Sneaking Into PRISON – He Carried WHAT?

Lawyers are a prison inmate’s most reliable contact with the outside world, which puts them in an ideal position to obtain items that inmates find difficult to obtain. Such items can include private letters from loved ones and treats from the outside world. But sometimes, lawyers discretely bring items that the inmate can’t legitimately or legally obtain, or finds difficult to source through normal smuggling channels.

Early in July, a lawyer in Sydney was caught sneaking contraband into the prison for her client during an official visit. Kristy Lee Howell was apprehended on July 2nd at the Parklea Correctional Center located in the western suburbs of Sydney, Australia during a visit to an inmate whom she was representing.

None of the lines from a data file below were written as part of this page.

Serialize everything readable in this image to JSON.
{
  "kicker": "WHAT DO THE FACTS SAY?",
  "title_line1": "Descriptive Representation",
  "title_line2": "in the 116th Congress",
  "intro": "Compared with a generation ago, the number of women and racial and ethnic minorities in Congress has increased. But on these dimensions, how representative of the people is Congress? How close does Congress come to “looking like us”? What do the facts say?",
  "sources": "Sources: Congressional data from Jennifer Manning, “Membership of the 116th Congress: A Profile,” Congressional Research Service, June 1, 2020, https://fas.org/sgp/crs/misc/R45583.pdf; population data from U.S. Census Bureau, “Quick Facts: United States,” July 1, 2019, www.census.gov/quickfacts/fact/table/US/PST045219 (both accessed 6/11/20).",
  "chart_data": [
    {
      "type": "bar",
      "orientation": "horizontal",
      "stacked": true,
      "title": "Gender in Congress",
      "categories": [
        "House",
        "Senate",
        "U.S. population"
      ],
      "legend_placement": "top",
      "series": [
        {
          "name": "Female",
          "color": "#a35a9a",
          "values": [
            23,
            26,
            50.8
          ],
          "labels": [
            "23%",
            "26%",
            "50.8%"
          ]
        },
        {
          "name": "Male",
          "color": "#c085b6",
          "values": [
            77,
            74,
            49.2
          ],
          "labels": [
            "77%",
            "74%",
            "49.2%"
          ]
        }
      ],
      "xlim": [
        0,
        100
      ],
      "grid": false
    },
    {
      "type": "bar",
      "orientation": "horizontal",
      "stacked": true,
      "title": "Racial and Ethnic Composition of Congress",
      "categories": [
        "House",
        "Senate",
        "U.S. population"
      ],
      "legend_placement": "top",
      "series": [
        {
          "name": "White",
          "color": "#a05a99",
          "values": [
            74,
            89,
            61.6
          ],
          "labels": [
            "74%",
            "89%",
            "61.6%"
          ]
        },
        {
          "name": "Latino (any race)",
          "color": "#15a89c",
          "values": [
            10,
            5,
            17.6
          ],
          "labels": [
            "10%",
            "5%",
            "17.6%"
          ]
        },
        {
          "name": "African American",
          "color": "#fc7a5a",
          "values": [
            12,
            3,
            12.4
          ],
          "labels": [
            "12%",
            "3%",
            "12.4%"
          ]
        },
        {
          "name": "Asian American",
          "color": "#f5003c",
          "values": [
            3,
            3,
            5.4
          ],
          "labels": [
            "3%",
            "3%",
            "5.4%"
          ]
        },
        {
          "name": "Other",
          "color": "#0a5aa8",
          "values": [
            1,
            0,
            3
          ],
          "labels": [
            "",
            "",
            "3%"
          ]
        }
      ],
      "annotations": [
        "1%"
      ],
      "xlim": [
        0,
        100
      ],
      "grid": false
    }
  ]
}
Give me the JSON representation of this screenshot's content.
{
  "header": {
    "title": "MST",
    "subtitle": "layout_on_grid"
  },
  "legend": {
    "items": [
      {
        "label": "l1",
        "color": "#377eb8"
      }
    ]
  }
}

The forty-three year-old lawyer made her first appearance before a magistrate at Blacktown Local Court on Monday the 22nd of July. At the hearing she was represented by Barrister Lang Goodsell, who told the court that Howell would plead guilty to smuggling a little over a hundred grams of tobacco into prison. Additionally, Howell admitted that she’d carried thirty-two doses of buprenorphine—a painkiller only available by prescription—into the detention facility.

Howell, who hails from Cranebrook, appeared before Magistrate Brian Van Zyulen. After the initial plea was entered, the magistrate continued the matter despite several other charges remaining unanswered. This was done a the request of Howell’s legal team, who only recently joined the case and asked for more time to make proper preparations. The next hearing in the matter is scheduled for August 16th, at which point the magistrate has instructed that all remaining charges must be answered.

Howell did not choose to comment to reporters arrayed outside the courtroom after the hearing. She is currently free on bail on the condition that she refrain entirely from contact with the Parklea inmate to whom she had smuggled the prohibited items, and that she further steer clear of all correctional facilities until her trial is completed.